When you oppose a regime that shrouds its deeds in darkness, there cannot be too much light … Navalny boards a plane greeted by a forest of filming phones. Photograph: Courtesy of Dogwoof

Yes he was. Navalny’s 2020 near-death experience occasioned by Russia’s signature nerve agent novichok is the heart of this film. While recovering in Germany, he joins forces with Bellingcat investigative journalist Christo Grozev (“a nice Bulgarian nerd with a laptop”) in an attempt to dig out the facts about his poisoning. What ensues is remarkable – the point at which Navalny enters the realms of the entertaining but far-fetched espionage thriller. With a surprising degree of ease, Grozev and Navalny’s small team uncover the identities of the Federal Security Service (FSB) agents sent to kill him. They even get their phone numbers. And then, Navalny rings them, one by one, to ask why they did it.

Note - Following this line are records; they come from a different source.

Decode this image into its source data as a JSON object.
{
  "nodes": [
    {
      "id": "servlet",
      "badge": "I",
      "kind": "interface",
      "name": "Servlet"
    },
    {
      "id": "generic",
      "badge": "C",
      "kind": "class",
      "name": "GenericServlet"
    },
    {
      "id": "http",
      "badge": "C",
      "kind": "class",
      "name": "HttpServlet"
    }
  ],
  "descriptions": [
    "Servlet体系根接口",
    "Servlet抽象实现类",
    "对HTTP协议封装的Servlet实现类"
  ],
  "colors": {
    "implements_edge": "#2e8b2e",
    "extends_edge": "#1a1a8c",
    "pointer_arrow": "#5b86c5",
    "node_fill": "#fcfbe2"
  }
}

At first, it doesn’t go well, mainly because Navalny can’t resist saying who he is. The agents simply hang up. Eventually, though, he poses as a Kremlin investigator, looking to explore the reasons for the mission’s failure. Soon enough, one of his would-be assassins is singing like a canary. The ensuing conversation is one of the most jaw-dropping things you’ll ever witness – it’s clearly all in a day’s work for the agent who, as Navalny fights to keep the incredulous glee out of his voice, drones on about dosage, the exact placement of the poison in Navalny’s underpants and the annoyingly quick reactions of the emergency services. “Poor guy,” smirks Navalny at the end of the conversation. “They will kill him.”

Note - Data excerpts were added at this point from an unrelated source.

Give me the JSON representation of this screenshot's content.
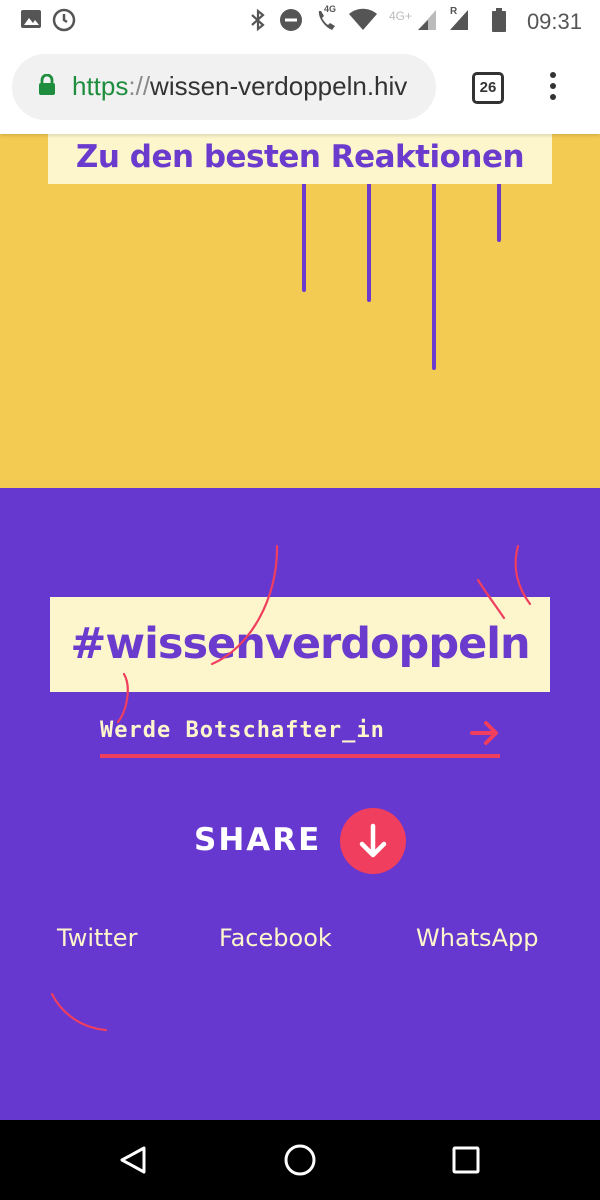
{
  "status_bar": {
    "time": "09:31",
    "network_label": "4G",
    "network_label_2": "4G+",
    "roaming_label": "R",
    "icons": [
      "image-icon",
      "clock-icon",
      "bluetooth-icon",
      "do-not-disturb-icon",
      "wifi-call-icon",
      "wifi-icon",
      "signal-icon",
      "signal-roaming-icon",
      "battery-icon"
    ]
  },
  "browser": {
    "url_scheme": "https",
    "url_separator": "://",
    "url_host": "wissen-verdoppeln.hiv",
    "tab_count": "26"
  },
  "yellow_section": {
    "best_reactions_label": "Zu den besten Reaktionen",
    "background_color": "#f3cb52",
    "accent_color": "#6a3bcd"
  },
  "purple_section": {
    "hashtag": "#wissenverdoppeln",
    "ambassador_label": "Werde Botschafter_in",
    "share_label": "SHARE",
    "social_links": [
      "Twitter",
      "Facebook",
      "WhatsApp"
    ],
    "background_color": "#6638cf",
    "highlight_color": "#f03e5e"
  },
  "nav_bar": {
    "icons": [
      "back-icon",
      "home-icon",
      "recents-icon"
    ]
  }
}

Navalny’s resistance cell has a small, charmingly ad hoc air about it. But the film brilliantly captures the innate foolishness of his opponents, too – the absurdity as well as the darkness. There is always, in the end, something innately laughable about autocracies – probably because the distortions necessary to sustain their poisonous fictions can eventually only play out as either horror or comedy. At one point, a Kremlin-endorsed talkshow posits liberals’ “endless homosexuality” as an explanation for Navalny’s weakness and near-death. Vladimir Putin goes to ridiculous lengths to avoid even saying Navalny’s name, which, believe it or not, doesn’t cut the mustard as a public power-play. His persona couldn’t seem more of a contrast to Navalny’s robustness – the impression of Putin is overwhelmingly one of fragility and paranoia.

In fact, Navalny’s sturdiness is such that it’s faintly surprising when events play out as we know they must. Navalny seems the moral winner throughout. His calm confidence is infectious. But he’s still in prison, facing up to 20 years. Sometimes, sadly, realpolitik trumps narrative justice. The film ends in a darkness that is all the more pronounced for our knowledge of where Putin is about to take Russia and the world. In the end, if this story is a thriller rather than Navalny’s “boring movie of memory”, it will need another chapter to reveal its happy ending.

  • Navalny is available now on BBC iPlayer in the UK and CNN+ in the US. It will be on HBO Max in the US from 26 May. An Australian airdate has yet to be announced.